By Josue Sierra,

Eleven years ago this week, the U.S. Supreme Court issued its decision in Obergefell v. Hodges, redefining marriage nationwide. At the time, supporters promised the debate was over.

Americans were told the country had reached a new consensus and that anyone who continued defending marriage as the union of one man and one woman would soon find themselves on the wrong side of history. But history has a way of exposing the difference between cultural narratives and enduring truths.

New national polling released by Them Before Us this week suggests that, beneath years of political messaging and media pressure, Americans continue to recognize something fundamental: children need both a mother and a father whenever possible.

The survey of 1,200 likely general-election voters who identify as conservative or moderate found overwhelming agreement on principles that once formed the foundation of public policy. An extraordinary 96% say it is important for a child to be raised with both an involved mother and father. Seventy-five percent believe children do best when raised by a loving mother and father. Nearly eight in ten(78%) agree that when children’s needs conflict with adult desires, children’s needs should come first.

Perhaps most notably, 66% reject the claim that being raised by two people of the same sex is no different for a child than being raised by an adoptive mother and father.

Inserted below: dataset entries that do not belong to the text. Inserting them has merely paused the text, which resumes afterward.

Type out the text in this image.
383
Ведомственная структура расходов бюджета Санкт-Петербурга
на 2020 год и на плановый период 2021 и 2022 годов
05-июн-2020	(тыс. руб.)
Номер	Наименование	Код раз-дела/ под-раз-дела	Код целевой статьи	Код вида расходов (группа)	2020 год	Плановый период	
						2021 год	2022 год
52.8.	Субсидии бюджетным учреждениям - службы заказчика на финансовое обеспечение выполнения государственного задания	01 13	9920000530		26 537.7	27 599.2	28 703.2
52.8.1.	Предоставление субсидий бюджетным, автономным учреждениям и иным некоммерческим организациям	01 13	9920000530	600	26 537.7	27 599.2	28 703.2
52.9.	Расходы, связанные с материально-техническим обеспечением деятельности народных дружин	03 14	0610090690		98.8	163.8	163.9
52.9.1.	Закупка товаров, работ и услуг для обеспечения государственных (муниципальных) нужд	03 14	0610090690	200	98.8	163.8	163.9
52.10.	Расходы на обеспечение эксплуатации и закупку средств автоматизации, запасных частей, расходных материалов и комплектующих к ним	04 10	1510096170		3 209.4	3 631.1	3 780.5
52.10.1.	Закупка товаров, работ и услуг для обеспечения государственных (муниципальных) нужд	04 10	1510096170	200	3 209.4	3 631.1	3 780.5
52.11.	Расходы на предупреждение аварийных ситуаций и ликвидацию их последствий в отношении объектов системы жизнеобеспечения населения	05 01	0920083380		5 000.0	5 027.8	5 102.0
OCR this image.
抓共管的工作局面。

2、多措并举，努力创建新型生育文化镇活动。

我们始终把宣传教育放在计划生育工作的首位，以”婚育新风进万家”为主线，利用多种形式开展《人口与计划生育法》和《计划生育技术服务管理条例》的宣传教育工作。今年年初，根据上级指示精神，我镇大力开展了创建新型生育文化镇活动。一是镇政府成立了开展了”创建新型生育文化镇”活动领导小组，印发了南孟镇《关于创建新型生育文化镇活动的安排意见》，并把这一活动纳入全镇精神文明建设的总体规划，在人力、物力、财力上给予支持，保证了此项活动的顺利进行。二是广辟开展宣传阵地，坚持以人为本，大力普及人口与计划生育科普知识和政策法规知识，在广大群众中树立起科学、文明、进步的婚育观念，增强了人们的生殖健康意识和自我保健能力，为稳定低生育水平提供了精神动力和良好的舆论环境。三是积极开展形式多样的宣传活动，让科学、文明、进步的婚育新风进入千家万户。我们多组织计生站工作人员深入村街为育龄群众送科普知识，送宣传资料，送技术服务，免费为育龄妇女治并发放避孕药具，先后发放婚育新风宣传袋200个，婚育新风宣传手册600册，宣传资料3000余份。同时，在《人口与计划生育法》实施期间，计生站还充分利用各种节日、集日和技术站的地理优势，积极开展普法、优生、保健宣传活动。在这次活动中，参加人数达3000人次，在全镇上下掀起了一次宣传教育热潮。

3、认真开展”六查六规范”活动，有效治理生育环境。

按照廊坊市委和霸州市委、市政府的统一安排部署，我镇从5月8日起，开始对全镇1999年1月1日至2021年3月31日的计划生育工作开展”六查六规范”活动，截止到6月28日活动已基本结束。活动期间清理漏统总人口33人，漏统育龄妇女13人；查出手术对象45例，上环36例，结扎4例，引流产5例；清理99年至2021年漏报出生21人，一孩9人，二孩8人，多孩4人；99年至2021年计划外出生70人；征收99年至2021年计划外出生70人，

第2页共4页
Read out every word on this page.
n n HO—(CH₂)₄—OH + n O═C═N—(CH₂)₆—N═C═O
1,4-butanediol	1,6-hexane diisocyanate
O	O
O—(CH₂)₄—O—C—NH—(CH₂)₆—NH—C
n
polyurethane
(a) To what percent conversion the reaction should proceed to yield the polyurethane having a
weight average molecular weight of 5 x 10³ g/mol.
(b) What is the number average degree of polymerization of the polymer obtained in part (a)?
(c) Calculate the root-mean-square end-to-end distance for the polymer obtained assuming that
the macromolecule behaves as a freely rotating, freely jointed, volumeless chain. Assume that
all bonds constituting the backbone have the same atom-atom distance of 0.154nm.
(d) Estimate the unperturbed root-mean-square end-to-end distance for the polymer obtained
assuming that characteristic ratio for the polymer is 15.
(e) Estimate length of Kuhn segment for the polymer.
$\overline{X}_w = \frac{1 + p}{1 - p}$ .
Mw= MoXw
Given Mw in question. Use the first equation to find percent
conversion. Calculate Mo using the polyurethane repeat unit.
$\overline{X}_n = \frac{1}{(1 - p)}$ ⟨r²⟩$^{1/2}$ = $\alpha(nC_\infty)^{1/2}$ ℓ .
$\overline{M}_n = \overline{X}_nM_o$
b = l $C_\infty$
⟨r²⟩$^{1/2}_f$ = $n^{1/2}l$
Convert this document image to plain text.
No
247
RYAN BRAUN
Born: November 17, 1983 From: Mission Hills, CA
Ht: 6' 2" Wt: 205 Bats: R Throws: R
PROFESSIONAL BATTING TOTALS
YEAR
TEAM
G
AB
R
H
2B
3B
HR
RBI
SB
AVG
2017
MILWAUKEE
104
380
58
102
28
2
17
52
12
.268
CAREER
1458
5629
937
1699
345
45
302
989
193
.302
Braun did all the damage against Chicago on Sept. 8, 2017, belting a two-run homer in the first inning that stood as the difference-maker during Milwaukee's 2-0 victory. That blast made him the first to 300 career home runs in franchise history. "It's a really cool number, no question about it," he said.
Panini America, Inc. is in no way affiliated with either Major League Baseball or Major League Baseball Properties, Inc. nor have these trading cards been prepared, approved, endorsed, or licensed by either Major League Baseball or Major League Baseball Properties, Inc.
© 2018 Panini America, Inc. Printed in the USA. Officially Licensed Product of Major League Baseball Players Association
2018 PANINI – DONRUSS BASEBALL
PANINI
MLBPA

These findings do not suggest hostility toward any group of people. They suggest something much simpler: Americans still instinctively understand that marriage exists for more than adult fulfillment.

As I recently wrote in the Bucks Independence, “The question is no longer simply, ‘Who should be allowed to marry?’ Increasingly, Americans are asking, ‘What is marriage actually for?‘”

That is the question many believed Obergefell had permanently settled. Instead, it has become increasingly difficult to ignore.

Marriage has never existed primarily to validate adult relationships. Governments throughout history have recognized marriage because it uniquely unites men and women as husbands and wives and provides the ideal environment for children to know and be raised by the mother and father who brought them into the world. While not every family achieves that ideal because of death, divorce, or other tragic circumstances, the ideal itself remains worth protecting.

Marriage has never existed primarily to validate adult relationships.
Marriage has never existed primarily to validate adult relationships.

That understanding is why the Pennsylvania Family Institute opposed House Bill 2269 when it was considered and passed the Pennsylvania House in 2024. Although the legislation was largely symbolic because of Obergefell, it sought to remove Pennsylvania’s longstanding definition of marriage as between one man and one woman and replace it with the gender-neutral phrase “two individuals.”

The bill ultimately died in the Pennsylvania Senate, but the debate illustrated a much deeper disagreement. Is marriage simply about recognizing adult relationships, or does society have a legitimate interest in preserving an institution uniquely connected to children, mothers, and fathers?

This new polling suggests most center-right voters have already answered that question.

The findings also challenge another common assumption: that this conversation belongs only inside churches. While regular churchgoers express the strongest agreement, the survey found that 43% of people who never attend church still believe every child should be legally recognized as having both a mother and a father. That reflects a conviction grounded not only in religious belief but also in human experience.

As Josh Hammer, a Senior Editor-at-Large at Newsweek, observed in response to the findings, “Despite years of relentless messaging from the media, academia, and corporate America, most Americans still recognize a fundamental truth: children do best when raised by their mother and father whenever possible.”

Public opinion alone does not determine truth. But polling can reveal whether public conversation accurately reflects what people actually believe.

For years, Americans who defended the importance of mothers, fathers, and marriage were often portrayed as holding an outdated or fringe position. These new numbers tell a different story. The consensus remains broader than the public conversation often admits.

Eleven years after Obergefell, the debate is no longer centered solely on adult rights. Increasingly, Americans are returning to the question that should have been at the center all along: What arrangement best serves the interests of children?

The answer, it appears, remains remarkably consistent with what the Bible has been saying for thousands of years.